A titre subsidiaire, Monsieur [U] reproche aux deux établissements bancaires un manquement au devoir général de vigilance, abstraction faite du devoir de non-ingérence incombant au banquier, en application des dispositions des articles 1231 du code civil mais également à la Poste Italiane en sa qualité de tiers au contrat conclu entre lui-même et la Société Générale. Il précise que la Société Générale n’a pas décelé le caractère atypique des placements effectués, étant, comme son homologue italienne, également fautive pour n’avoir pas tenu compte des alertes des autorités bancaires européennes et nationales sur les risques véhiculés par les investissements frauduleux. Il ajoute que ce manque de vigilance se révèle, pour la Société Générale, dans le fait de n’avoir pas détecté les anomalies de fonctionnement du compte à partir duquel ont été effectués les virements, en considération des montants exorbitants et de leur fréquence rapprochée, ainsi que de leur destination étrangère inhabituelle. Il indique, pour la société Poste Italiane, que celle-ci n’a pas vérifié l’identité et l’activité de l’entité titulaire du compte bénéficiaire de ces paiements, comme le fonctionnement de ce compte. Il estime qu’il importe peu que le compte bénéficiaire des virements ait été domicilié dans l’Union européenne dans la mesure où il s’agit d’un simple compte de rebond à partir duquel les fonds détournés seront transférés hors de l’Union. Il considère que la société Poste Italiane devra justifier de ses diligences devant ce tribunal, relevant encore qu’en l’état, les deux établissements bancaires ont manqué à leur devoir de vigilance et doivent réparer l’entier préjudice en résultant.
En réplique, la Société Générale se prévaut, à titre liminaire, des dispositions de l’article 9 du code de procédure civile pour soutenir que Monsieur [U] ne démontre pas l’existence de la fraude dont il se dit la victime, pas davantage le contexte de cette fraude à propos de laquelle il ne justifie pas avoir déposé plainte.
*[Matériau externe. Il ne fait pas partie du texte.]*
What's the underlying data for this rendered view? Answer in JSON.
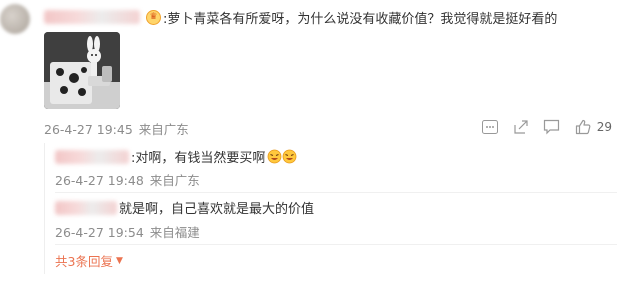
{
  "comment": {
    "text": ":萝卜青菜各有所爱呀，为什么说没有收藏价值？我觉得就是挺好看的",
    "timestamp": "26-4-27 19:45",
    "location": "来自广东",
    "like_count": "29",
    "image_icon": "figurine-photo",
    "badge_icon": "crown-badge-icon"
  },
  "replies": [
    {
      "text": ":对啊，有钱当然要买啊",
      "timestamp": "26-4-27 19:48",
      "location": "来自广东",
      "emoji": "crying-laughing"
    },
    {
      "text": "就是啊，自己喜欢就是最大的价值",
      "timestamp": "26-4-27 19:54",
      "location": "来自福建"
    }
  ],
  "more_replies": "共3条回复",
  "colors": {
    "accent": "#eb7350",
    "meta": "#8c8c8c",
    "text": "#333333"
  }
}
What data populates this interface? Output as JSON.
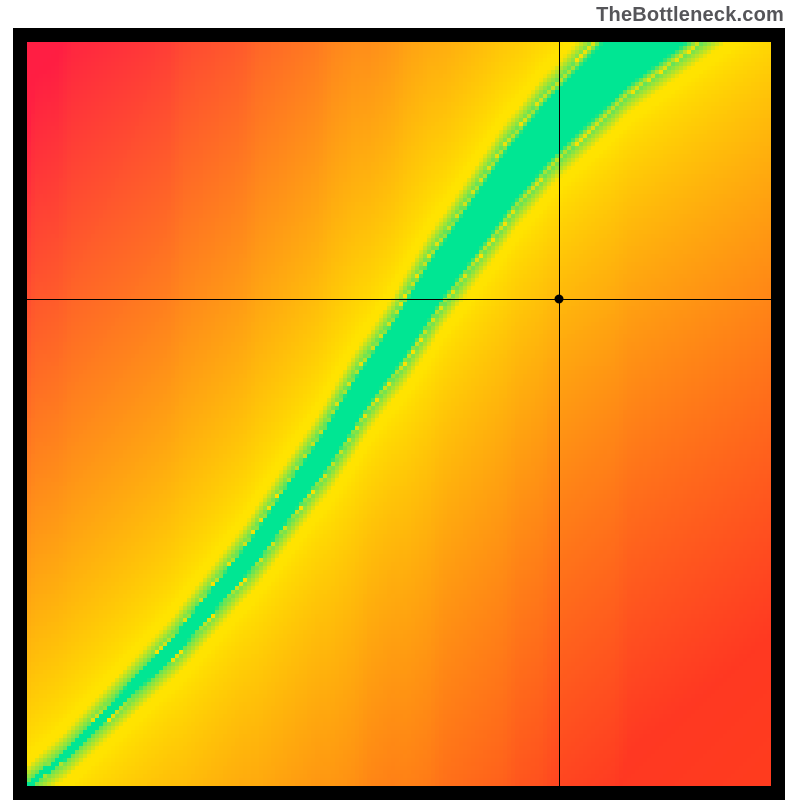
{
  "watermark": "TheBottleneck.com",
  "chart_data": {
    "type": "heatmap",
    "title": "",
    "xlabel": "",
    "ylabel": "",
    "xlim": [
      0,
      1
    ],
    "ylim": [
      0,
      1
    ],
    "crosshair": {
      "x": 0.715,
      "y": 0.655
    },
    "marker": {
      "x": 0.715,
      "y": 0.655
    },
    "ridge": [
      {
        "x": 0.0,
        "y": 0.0
      },
      {
        "x": 0.05,
        "y": 0.04
      },
      {
        "x": 0.1,
        "y": 0.09
      },
      {
        "x": 0.15,
        "y": 0.14
      },
      {
        "x": 0.2,
        "y": 0.19
      },
      {
        "x": 0.25,
        "y": 0.25
      },
      {
        "x": 0.3,
        "y": 0.31
      },
      {
        "x": 0.35,
        "y": 0.38
      },
      {
        "x": 0.4,
        "y": 0.45
      },
      {
        "x": 0.45,
        "y": 0.53
      },
      {
        "x": 0.5,
        "y": 0.6
      },
      {
        "x": 0.55,
        "y": 0.68
      },
      {
        "x": 0.6,
        "y": 0.75
      },
      {
        "x": 0.65,
        "y": 0.82
      },
      {
        "x": 0.7,
        "y": 0.88
      },
      {
        "x": 0.75,
        "y": 0.93
      },
      {
        "x": 0.8,
        "y": 0.98
      },
      {
        "x": 0.85,
        "y": 1.02
      },
      {
        "x": 0.9,
        "y": 1.06
      },
      {
        "x": 0.95,
        "y": 1.1
      },
      {
        "x": 1.0,
        "y": 1.14
      }
    ],
    "colors": {
      "optimal": "#00E693",
      "warn": "#FFE300",
      "bad_low": "#FF2A3C",
      "bad_high": "#FF2A3C"
    },
    "resolution": 186
  }
}
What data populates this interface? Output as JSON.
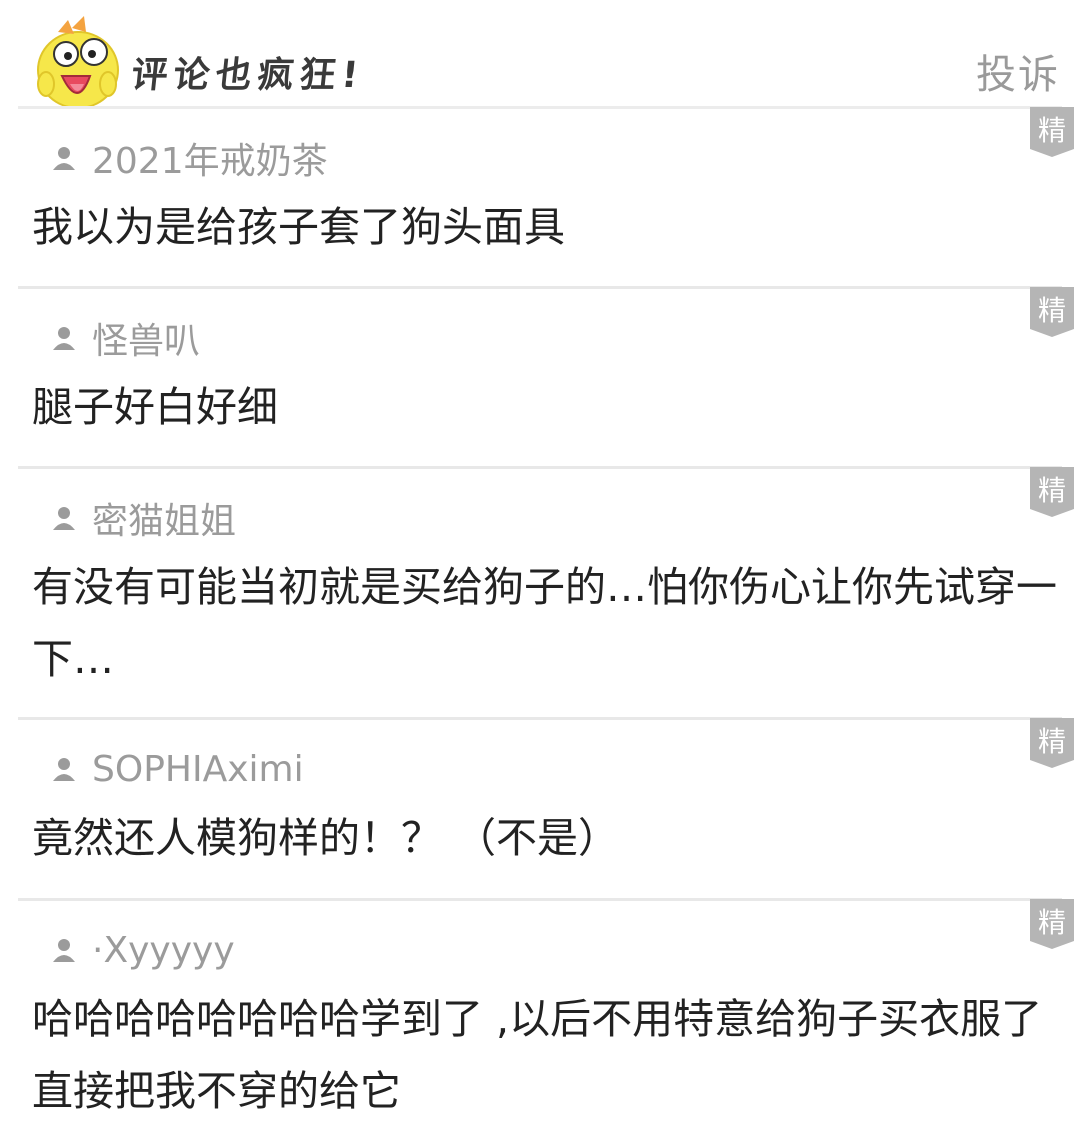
{
  "header": {
    "title": "评论也疯狂!",
    "report_label": "投诉"
  },
  "badge_label": "精",
  "colors": {
    "badge_bg": "#b5b5b5",
    "username": "#9b9b9b",
    "text": "#222222",
    "divider": "#e8e8e8",
    "mascot": "#f6e74a"
  },
  "comments": [
    {
      "user": "2021年戒奶茶",
      "text": "我以为是给孩子套了狗头面具"
    },
    {
      "user": "怪兽叭",
      "text": "腿子好白好细"
    },
    {
      "user": " 密猫姐姐",
      "text": "有没有可能当初就是买给狗子的…怕你伤心让你先试穿一下…"
    },
    {
      "user": "SOPHIAximi",
      "text": "竟然还人模狗样的！？ （不是）"
    },
    {
      "user": "·Xyyyyy",
      "text": "哈哈哈哈哈哈哈哈学到了 ,以后不用特意给狗子买衣服了直接把我不穿的给它"
    }
  ]
}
Elle estime dès lors qu’il ne caractérise pas les faits matérialisant la fraude alléguée, ne pouvant dès lors prospérer en sa demande.
La Société Générale affirme par ailleurs avoir connaissance des communications de l’AMF, de l’ACPR et du parquet de [Localité 6] dont se prévaut Monsieur [U], sans toutefois y voir un quelconque lien avec la présente affaire. Elle observe que Monsieur [U] a choisi d’investir, au regard de ses allégations, son épargne en-dehors des circuits classiques, sans l’informer de ses contacts avec la société Finom et si l’investissement s’est traduit par une fraude, seule la négligence de Monsieur [U] en constitue l’origine.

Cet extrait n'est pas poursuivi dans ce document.